So-called “direct imaging current sensors” are known for their contactless and therefore potential-free measuring of the electric currents in a conductor. These sensors detect the magnetic flux caused by the currents (for example, with a Hall sensor) in a gapped magnetic circuit and generate a signal proportional to the current strength. These sensors are very economical but have relatively low accuracy. Direct imaging current sensors are so-called “open-loop current sensors”, which do not comprise closed control circuits.
Furthermore, so-called “closed-loop current sensors” are known; in these, an opposing magnetic field with the same magnitude as the magnetic field of the current to be measured is continuously generated with the aid of a closed control circuit so that a complete magnetic field compensation is constantly brought about and the magnitude of the current to be measured can be determined from the parameters for generating the opposing field. Closed-loop current sensors therefore belong to the class of compensation current sensors.

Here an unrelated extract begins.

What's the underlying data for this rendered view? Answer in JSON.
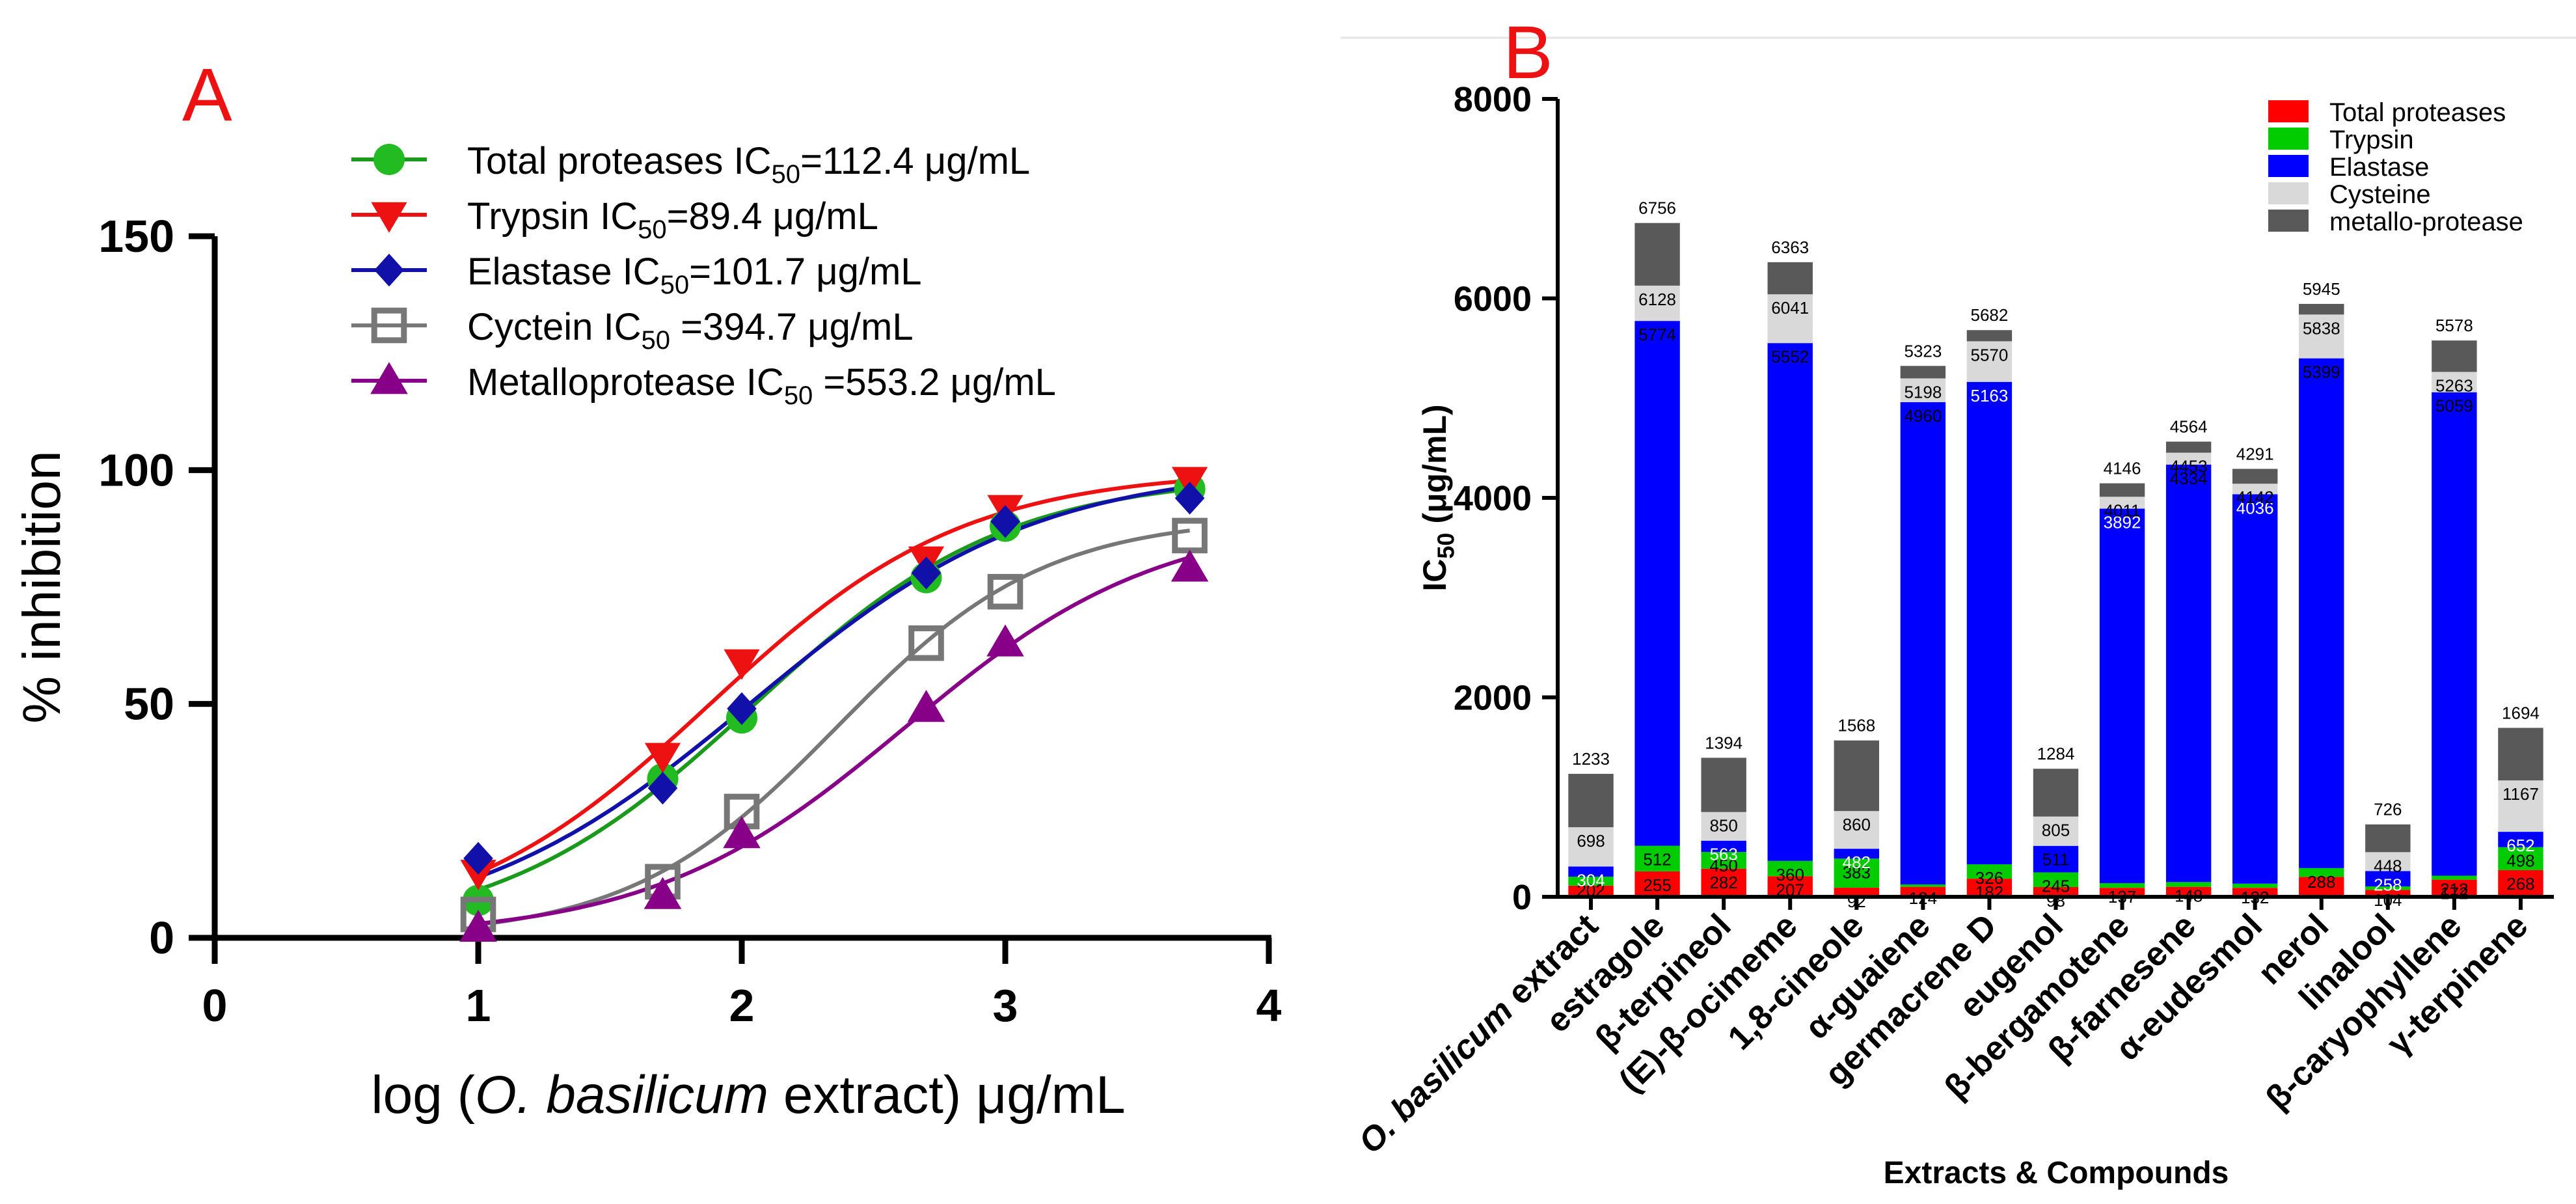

Special types of compensation current sensors that do not contain closed control circuits are so-called “flux-gate sensors”. These current sensors comprise a magnetic core with a primary and a secondary winding. A compensation of the magnetic field, which is generated by the current to be measured that passes through the primary winding (i.e., the primary current), takes place only in certain time intervals of a measuring cycle, wherein the magnetic core is driven, in each measuring cycle, with the aid of the secondary winding into positive and negative saturation. Very precise current measurement is thus possible with the aid of such sensors because the influence of the hysteresis of the magnetic core can be eliminated by using appropriate signal processing. For this reason, flux-gate current sensors are also suitable for differential current measurement. In this case, the primary winding is composed of at least two partial windings (with opposing winding direction); the difference of the currents, which pass through the two partial windings, is measured. In the simplest case the two partial windings are straight lines (oriented antiparallel) that run through a ring core. In the case of more than two partial windings, the currents in the partial windings are subtracted or added as functions of the direction of the current flow and the orientation of the particular partial winding.
Differential current sensors can be used in residual-current devices (also referred to as “residual-current circuit breakers”). In some applications, it is necessary to check whether the differential current (residual current) to be measured has a direct current component (DC component). However, for efficient calculation of the DC component, information about the frequency of the alternating current component (AC component) is necessary. For example, to secure charging stations for electrical vehicles, residual-current sensors capable of determining DC and AC components are necessary (cf. standard IEC 62752, “In-Cable Control and Protective Device for Mode 2 Charging of Electric Road Vehicles”). There is thus a need for current sensors to be capable of determining the frequency of the AC component of the current to be measured in a simple manner.